The Air Force appointed the board, composed of six scientists and engineers from government, academia and industry, to resolve questions raised by Congress and a number of Northrop engineers about whether the guidance system could perform its difficult mission of accurately dropping each MX missile’s 10 nuclear warheads on their targets.
Although the overall findings supported the MX system, the board also raised some serious doubts about specific parts of the system, including so-called hybrid electronic circuits that have been one focal point of controversy in the program.
“No direct evidence was found that defective hybrids are in the field,” the report said. “On the other hand, the committee was unable to assure itself that all parts in the field meet all specifications.”
The report went on to offer some severe criticism of the Northrop electronics division in Hawthorne, where the MX guidance device, the inertial measurement unit or IMU, is being produced.

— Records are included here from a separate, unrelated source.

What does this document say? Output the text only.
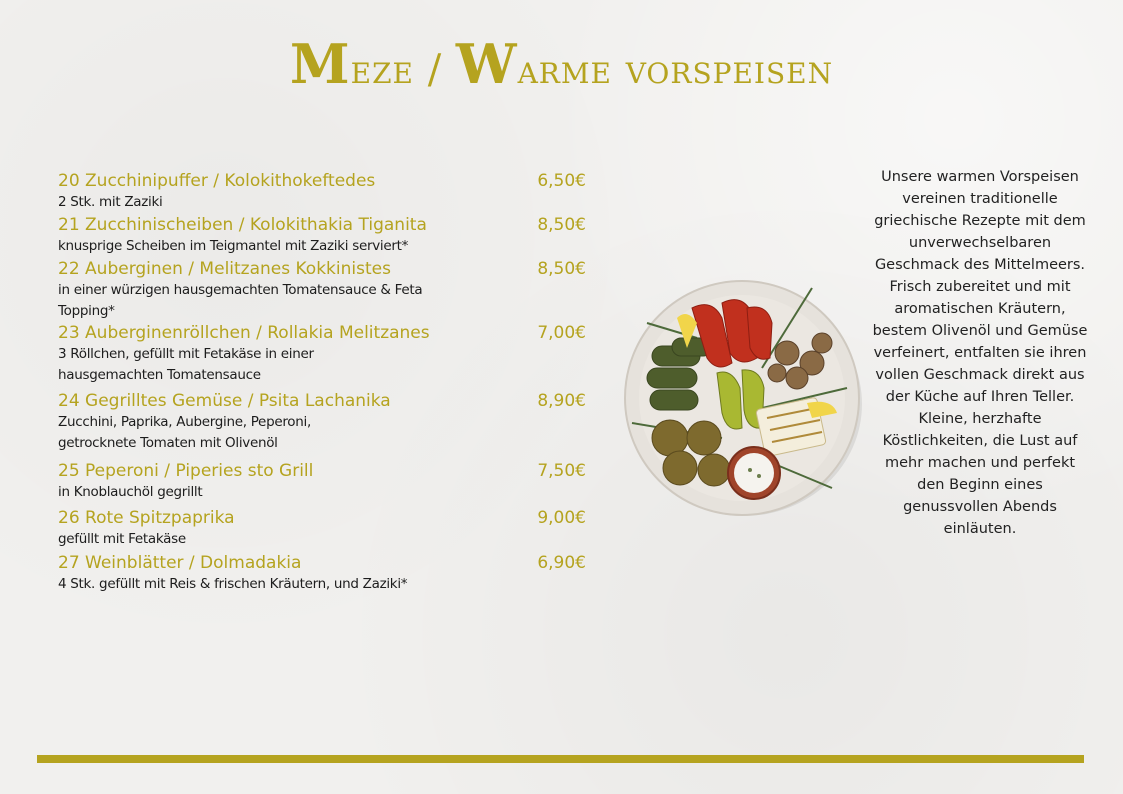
Meze / Warme vorspeisen
20 Zucchinipuffer / Kolokithokeftedes	6,50€
2 Stk. mit Zaziki
21 Zucchinischeiben / Kolokithakia Tiganita	8,50€
knusprige Scheiben im Teigmantel mit Zaziki serviert*
22 Auberginen / Melitzanes Kokkinistes	8,50€
in einer würzigen hausgemachten Tomatensauce & Feta Topping*
23 Auberginenröllchen / Rollakia Melitzanes	7,00€
3 Röllchen, gefüllt mit Fetakäse in einer hausgemachten Tomatensauce
24 Gegrilltes Gemüse / Psita Lachanika	8,90€
Zucchini, Paprika, Aubergine, Peperoni, getrocknete Tomaten mit Olivenöl
25 Peperoni / Piperies sto Grill	7,50€
in Knoblauchöl gegrillt
26 Rote Spitzpaprika	9,00€
gefüllt mit Fetakäse
27 Weinblätter / Dolmadakia	6,90€
4 Stk. gefüllt mit Reis & frischen Kräutern, und Zaziki*
Unsere warmen Vorspeisen vereinen traditionelle griechische Rezepte mit dem unverwechselbaren Geschmack des Mittelmeers. Frisch zubereitet und mit aromatischen Kräutern, bestem Olivenöl und Gemüse verfeinert, entfalten sie ihren vollen Geschmack direkt aus der Küche auf Ihren Teller. Kleine, herzhafte Köstlichkeiten, die Lust auf mehr machen und perfekt den Beginn eines genussvollen Abends einläuten.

“Although the Northrop engineers participating in this review appeared to be competent, the level of engineering discipline in the hybrid engineering and production area at NED was not adequate,” the report said. The report confirmed that Northrop employees engaged in “test station shopping,” in which hybrids that failed on one test machine would be retested on a different machine and accepted if they passed the second time.
“These conditions understandably led to concerns about the possibility of passing defective parts,” the report said.
In addition, while the report said the accuracy of the guidance system is better than required and even praised it as “indicative of excellent engineering discipline among several contractors involved,” it also called for more flight testing to increase “statistical confidence” in the system. In recent congressional hearings, MX critics have questioned why the MX has become less accurate in recent test flights. So far, the Air Force has conducted 17 test flights of the missile, launching them from Vandenberg Air Force Base north of Los Angeles toward an atoll in the South Pacific.
Evidence introduced in Congress last week showed that the three most recent MX test flights have failed to meet their requirements. The report noted that there has been degradation in the accuracy but said it is within acceptable statistical deviation. The board recommended more test flights, which have been suspended by the Air Force, reportedly because of concerns about the IMU.
In reaction to the report, a Northrop spokesman said, “We have started or are in the process of making the changes recommended by the scientific advisory board.” He also noted that the board said it was “impressed” with Northrop’s responses to the committee’s findings.
Eugene Pentecost, a Vanderbilt University professor of electrical engineering who chaired the board, said in a telephone interview that the report was carefully written, realizing “the difficult position everybody is in” and that the board “spent a lot of time getting its message across.” He declined, however, to discuss his personal feelings about the IMU.